Recentemente eu tenho percebido uma onda de casas de apostas fazendo propagandas em locais que normalmente não deveriam fazer esse tipo de propaganda pelo público que assiste o conteúdo. Nos poucos canais esportivos que acompanho vejo a responsabilidade de quem está fazendo a publicidade destacar que o dinheiro dos jogos e das apostas não devem ser a segunda renda e que as pessoas que optarem por brincar, gaste apenas aquilo que pode perder, que esses jogos não são para fazer poupança ou ganhar aposentadoria.

Apesar do discurso responsável, casas de apostas funcionam para nos enganar usando um discurso de que assistir determinado evento (jogo de futebol, luta ou competição) fica mais divertido quando você aposta. Isso é muito semelhante com outros jogos de azar, que também proporcionam algo parecido, como, nos bingos, maquininhas, jogo do bicho e até mesmo nos joguinhos de celular.

Quem ganha normalmente?

Para entender quem ganha, precisamos entender primeiro como os jogos de azar funcionam. O principal mecanismo dos jogos de azar é nos dar a falsa impressão de controle do resultado. É normal as pessoas se perguntarem “será que não existe uma fórmula para ganhar na Mega-Sena?” e criarem fórmulas do “número do azar”, dos “números mais sorteados”, dos “números que foram mais vistos por elas no ano” e outras estratégias que nos passam algum tipo de coerência, mesmo que essa coerência não faça sentido pela forma como o jogo funciona.

Pensando em uma casa de aposta em jogo de futebol, essa percepção de controle fica maior, pois quem aposta acha que tem o conhecimento suficiente para entender como vai ser o resultado e ainda faz combinações com outras possibilidades, exemplo, apostar no gol do João no campeonato brasileiro e no cartão amarelo para o Pedro no campeonato alemão. Não importa o jogo, todos funcionam para dar a sensação de que a gente tem controle sobre adivinhar o possível resultado.

Nas casas de apostas ou nos jogos de azar o resultado não depende de fatores que podem ser controlados. Os números da Mega-Sena são colocados de maneira aleatória e mexidos de uma forma que não tem como prever qual bolinha vai cair. O jogo de futebol ou qualquer esporte vai depender de outros fatores que podem interferir no desempenho dos atletas E não tem como prever com exatidão o que vai acontecer na partida, porque não basta, normalmente, apenas colocar o placar da partida, pois, acaba acontecendo uma estimulação para apostar em combinações para ganhar mais dinheiro.

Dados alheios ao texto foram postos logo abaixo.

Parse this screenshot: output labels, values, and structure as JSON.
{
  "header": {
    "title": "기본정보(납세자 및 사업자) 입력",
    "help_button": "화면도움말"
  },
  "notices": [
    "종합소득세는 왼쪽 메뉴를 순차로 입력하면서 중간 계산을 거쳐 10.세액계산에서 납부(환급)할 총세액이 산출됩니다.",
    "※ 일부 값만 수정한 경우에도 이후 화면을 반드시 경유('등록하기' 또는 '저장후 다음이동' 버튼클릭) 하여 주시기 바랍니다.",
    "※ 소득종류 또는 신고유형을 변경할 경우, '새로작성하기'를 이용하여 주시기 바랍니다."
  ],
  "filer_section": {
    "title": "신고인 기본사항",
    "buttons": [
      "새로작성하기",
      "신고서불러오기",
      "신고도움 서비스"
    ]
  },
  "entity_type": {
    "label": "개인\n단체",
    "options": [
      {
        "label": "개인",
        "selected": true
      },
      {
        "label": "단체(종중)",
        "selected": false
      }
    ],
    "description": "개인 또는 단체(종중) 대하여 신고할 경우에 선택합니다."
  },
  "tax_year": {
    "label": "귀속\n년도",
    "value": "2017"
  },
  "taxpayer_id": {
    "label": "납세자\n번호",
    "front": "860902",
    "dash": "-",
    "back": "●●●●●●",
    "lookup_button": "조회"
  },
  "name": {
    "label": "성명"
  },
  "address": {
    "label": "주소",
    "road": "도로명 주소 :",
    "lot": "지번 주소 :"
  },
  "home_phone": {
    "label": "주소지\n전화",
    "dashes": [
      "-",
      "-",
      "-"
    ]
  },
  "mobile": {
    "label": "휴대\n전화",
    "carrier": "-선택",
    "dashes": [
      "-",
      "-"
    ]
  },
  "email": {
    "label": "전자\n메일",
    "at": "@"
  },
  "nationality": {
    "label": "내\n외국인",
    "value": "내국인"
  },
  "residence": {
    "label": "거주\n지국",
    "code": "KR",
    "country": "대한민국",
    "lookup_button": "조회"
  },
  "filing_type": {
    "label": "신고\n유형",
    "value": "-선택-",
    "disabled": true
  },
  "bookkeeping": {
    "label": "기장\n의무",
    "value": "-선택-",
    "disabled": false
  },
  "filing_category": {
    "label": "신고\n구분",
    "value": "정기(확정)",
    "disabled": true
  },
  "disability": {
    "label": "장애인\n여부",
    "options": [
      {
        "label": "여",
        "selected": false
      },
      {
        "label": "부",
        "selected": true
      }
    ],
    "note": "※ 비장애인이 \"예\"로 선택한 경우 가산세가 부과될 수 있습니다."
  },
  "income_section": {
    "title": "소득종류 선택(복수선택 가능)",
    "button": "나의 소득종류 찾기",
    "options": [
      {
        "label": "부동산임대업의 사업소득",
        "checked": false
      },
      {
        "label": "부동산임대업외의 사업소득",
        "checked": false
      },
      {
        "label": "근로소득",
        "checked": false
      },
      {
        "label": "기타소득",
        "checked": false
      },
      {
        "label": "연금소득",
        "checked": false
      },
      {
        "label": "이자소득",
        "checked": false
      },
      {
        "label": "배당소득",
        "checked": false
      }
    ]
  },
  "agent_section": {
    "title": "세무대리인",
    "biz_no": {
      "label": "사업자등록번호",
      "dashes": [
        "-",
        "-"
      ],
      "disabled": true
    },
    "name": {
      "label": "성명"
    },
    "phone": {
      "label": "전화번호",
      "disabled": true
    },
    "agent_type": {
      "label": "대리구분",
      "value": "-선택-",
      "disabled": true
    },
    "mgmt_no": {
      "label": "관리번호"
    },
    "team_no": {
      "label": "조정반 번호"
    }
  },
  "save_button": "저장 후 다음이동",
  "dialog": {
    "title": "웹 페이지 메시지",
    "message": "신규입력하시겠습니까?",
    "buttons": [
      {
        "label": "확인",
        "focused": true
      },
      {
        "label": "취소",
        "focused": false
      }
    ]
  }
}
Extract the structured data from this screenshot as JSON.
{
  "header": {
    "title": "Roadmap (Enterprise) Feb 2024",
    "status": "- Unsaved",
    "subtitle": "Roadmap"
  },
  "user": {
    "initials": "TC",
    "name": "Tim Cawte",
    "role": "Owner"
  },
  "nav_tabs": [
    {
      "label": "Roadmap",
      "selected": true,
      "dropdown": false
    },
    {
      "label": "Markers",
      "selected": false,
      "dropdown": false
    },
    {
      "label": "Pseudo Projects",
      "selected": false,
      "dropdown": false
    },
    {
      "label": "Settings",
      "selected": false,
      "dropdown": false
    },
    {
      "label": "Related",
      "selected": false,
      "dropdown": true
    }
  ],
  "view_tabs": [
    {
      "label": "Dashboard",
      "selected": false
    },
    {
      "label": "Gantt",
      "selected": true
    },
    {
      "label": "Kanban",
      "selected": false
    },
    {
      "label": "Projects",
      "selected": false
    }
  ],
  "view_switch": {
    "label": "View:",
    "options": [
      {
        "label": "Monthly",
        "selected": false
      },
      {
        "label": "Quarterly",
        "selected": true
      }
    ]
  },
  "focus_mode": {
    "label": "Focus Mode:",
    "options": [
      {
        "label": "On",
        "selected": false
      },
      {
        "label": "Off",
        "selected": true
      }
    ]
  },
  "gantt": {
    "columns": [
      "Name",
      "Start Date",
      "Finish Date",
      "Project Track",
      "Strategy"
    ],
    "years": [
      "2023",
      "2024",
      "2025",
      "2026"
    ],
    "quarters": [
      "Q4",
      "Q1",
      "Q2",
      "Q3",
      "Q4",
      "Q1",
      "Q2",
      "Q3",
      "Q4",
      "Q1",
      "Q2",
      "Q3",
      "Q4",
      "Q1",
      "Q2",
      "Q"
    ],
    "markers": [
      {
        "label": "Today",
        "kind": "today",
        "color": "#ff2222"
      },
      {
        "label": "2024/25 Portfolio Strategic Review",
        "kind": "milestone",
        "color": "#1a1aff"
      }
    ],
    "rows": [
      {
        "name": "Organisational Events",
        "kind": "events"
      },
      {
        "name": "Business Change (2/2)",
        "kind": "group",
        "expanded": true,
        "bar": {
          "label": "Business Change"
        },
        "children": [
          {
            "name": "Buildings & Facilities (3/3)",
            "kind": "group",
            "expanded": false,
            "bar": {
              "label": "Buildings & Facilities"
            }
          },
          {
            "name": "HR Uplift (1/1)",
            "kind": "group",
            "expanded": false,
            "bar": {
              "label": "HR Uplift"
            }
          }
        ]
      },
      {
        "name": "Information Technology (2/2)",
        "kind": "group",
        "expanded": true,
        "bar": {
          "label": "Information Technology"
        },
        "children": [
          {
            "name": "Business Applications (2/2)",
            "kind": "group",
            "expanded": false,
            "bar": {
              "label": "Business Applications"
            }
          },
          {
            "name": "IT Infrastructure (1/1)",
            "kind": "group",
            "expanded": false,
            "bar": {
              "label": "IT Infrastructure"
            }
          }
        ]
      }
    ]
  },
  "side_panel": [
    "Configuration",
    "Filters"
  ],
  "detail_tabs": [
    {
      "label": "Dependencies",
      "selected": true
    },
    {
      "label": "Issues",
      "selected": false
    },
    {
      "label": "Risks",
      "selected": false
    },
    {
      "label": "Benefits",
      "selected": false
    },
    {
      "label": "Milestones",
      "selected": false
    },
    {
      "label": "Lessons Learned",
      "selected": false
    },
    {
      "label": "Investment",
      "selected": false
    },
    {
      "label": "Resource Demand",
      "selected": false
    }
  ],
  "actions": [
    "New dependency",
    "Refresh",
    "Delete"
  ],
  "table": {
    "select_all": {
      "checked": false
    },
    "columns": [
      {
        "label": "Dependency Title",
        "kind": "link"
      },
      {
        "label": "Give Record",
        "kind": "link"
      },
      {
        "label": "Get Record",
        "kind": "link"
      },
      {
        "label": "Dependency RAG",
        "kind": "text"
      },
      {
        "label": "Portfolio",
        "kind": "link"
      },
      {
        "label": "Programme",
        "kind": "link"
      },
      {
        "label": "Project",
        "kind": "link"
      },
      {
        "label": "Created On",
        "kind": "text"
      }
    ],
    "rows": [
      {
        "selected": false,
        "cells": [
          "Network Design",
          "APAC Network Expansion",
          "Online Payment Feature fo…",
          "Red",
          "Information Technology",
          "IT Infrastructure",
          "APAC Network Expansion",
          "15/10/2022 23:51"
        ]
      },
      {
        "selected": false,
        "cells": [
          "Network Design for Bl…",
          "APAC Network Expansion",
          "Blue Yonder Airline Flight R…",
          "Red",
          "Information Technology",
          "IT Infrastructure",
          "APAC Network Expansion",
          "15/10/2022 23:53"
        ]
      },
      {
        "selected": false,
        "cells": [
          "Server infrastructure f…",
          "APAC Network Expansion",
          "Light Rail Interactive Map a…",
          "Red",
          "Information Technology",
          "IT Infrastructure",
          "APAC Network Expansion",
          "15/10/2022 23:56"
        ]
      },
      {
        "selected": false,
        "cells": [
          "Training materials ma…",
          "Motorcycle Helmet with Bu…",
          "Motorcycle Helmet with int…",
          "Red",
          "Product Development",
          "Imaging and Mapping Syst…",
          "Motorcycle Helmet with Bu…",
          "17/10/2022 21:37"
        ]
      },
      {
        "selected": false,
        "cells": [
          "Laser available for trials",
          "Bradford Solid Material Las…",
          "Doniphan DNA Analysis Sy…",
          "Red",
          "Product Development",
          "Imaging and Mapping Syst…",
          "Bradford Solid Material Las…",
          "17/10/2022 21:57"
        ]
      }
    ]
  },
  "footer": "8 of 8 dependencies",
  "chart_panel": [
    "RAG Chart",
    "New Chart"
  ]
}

Agora, falando sobre os ganhos, destacando os jogos irregulares. Vou pegar o exemplo dos Estados Unidos em que os jogos são regularizados. Acredito que todos nós já vimos algum episódio de uma série ou um filme em que foi mostrado Las Vegas, que parece ser uma cidade chamativa e sempre é destacado os jogos. As casas de aposta regulamentadas precisam devolver em premiações 80 cents por cada 1 dólar apostado. Em locais não regularizados, o valor não passa de 20 cents. Exceto a Mega-Sena, você acha que algum dos jogos de azar no Brasil tem o compromisso de registrar o dinheiro que entra e o dinheiro que é devolvido para os apostadores?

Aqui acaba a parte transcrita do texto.